Брут чувствует шаткость основы, чем более он склоняется к убийству как политическому долгу И Шекспир не задумался наделить его, при всех высоких свойствах его души, сомнительной в глазах многах моралью цели, по которой необходимая цель освящает нечистое средство. Два раза там, где он обращается к заговорщикам, он рекомендует политическое лицемерие, как мудрый и целесообразный способ действий. В монологе:
«Если то, что он теперь и не оправдывает еще такой враждебности, — она оправдывается тем, что всякое новое возвеличение его неминуемо приведет к той или другой крайности».
К заговорщикам:
Пусть сердца наши, подобно хитрым господам, возбудят служителей своих на кровавое дело и затем, для вида, негодуют на них.
Это значит, что следует совершить убийство насколько возможно приличнее, а затем убийцы должны сделать вид, будто сожалеют о своем поступке. Между тем, как скоро убийство решено, Брут, уверенный в чистоте своих намерений, стоит гордый и почти беспечный среди заговорщиков, слишком даже беспечный, ибо, хотя он в принципе не отступил от учения, что хотящий цели должен хотеть и средств, тем не менее, при своей любви к справедливости и своей непрактичности он содрогается перед мыслью употребить средства, кажущиеся ему чересчур низменными или не имеющими себе оправдания по своей беспощадности. Он не хочет даже, чтобы заговорщики произнесли клятву: «Пусть клянутся жрецы, трусы и плуты». Они должны верить друг другу без клятвенного уверения и хранить общую тайну без клятвенного обещания. И когда предлагают убить вместе с Цезарем и Антония, — предложение необходимое, на которое он как политик должен был согласиться, — то у Шекспира, как и у Плутарха, он отвергает это из человечности: «Наш путь сделается тогда слишком кровавым, Кассий!» Он чувствует, что его воля светла, как день; он страдает от необходимости заставить ее пустить в ход темные, как ночь, средства.
О заговор, если тебе и ночью — когда злу наибольшая свобода — стыдно показывать опасное чело свое, где же найдешь ты днем трущобу, достаточно мрачную, чтобы скрыть чудовищное лицо твое?
В деле, торжество которого обусловлено убийством из-за угла, Брут всего охотнее желал бы одержать победу без умолчания и без насилия. Гёте сказал: «Совесть имеет только созерцающий». Человек действующий не может иметь ее, пока он действует. Кто бросается в действие, тот отдает себя во власть своей натуре и посторонним силам.

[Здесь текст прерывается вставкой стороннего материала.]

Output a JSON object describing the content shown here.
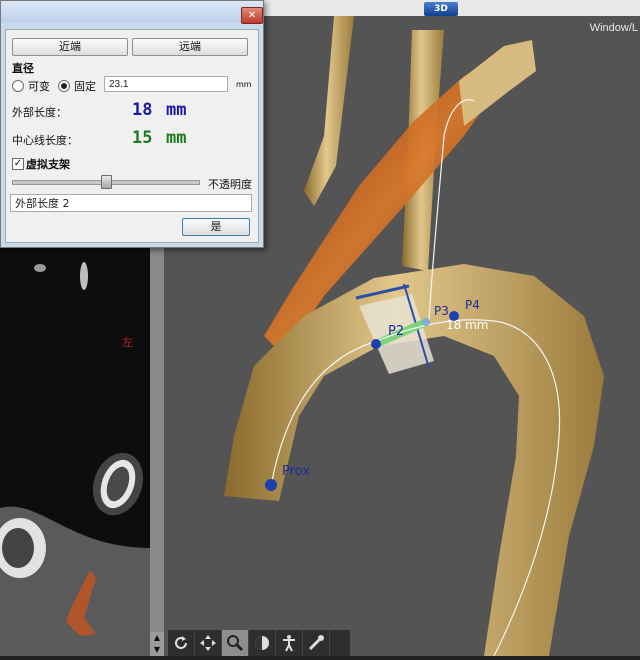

Он действует правильно или неправильно, но всегда инстинктивно, часто глупо, если возможно — гениально, никогда вполне сознательно, но с неудержимостью инстинкта, или эгоизма, или гениальности. Брут, даже и действуя, хочет остаться чистым.
Крейсиг и после него Дауден назвали Брута жирондистом, противопоставив его, как контраст, его шурину, Кассию, своего рода якобинцу в античном костюме. Это сравнение удачно лишь постольку, поскольку здесь подразумевается меньшая или большая склонность к применению насильственных средств; оно хромает, если мы подумаем о том, что Брут живет в разреженном воздухе абстракции, лицом к лицу с идеями и принципами; Кассий же, наоборот, в мире фактов, ибо якобинцы были, конечно, столь же упрямыми теоретиками, как любой жирондист. Брут у Шекспира — строгий моралист, крайне заботящийся о том, чтобы на его чистом характере не оказалось ни одного пятна, Кассий же, напротив, вовсе не тщится сохранить нравственную чистоту.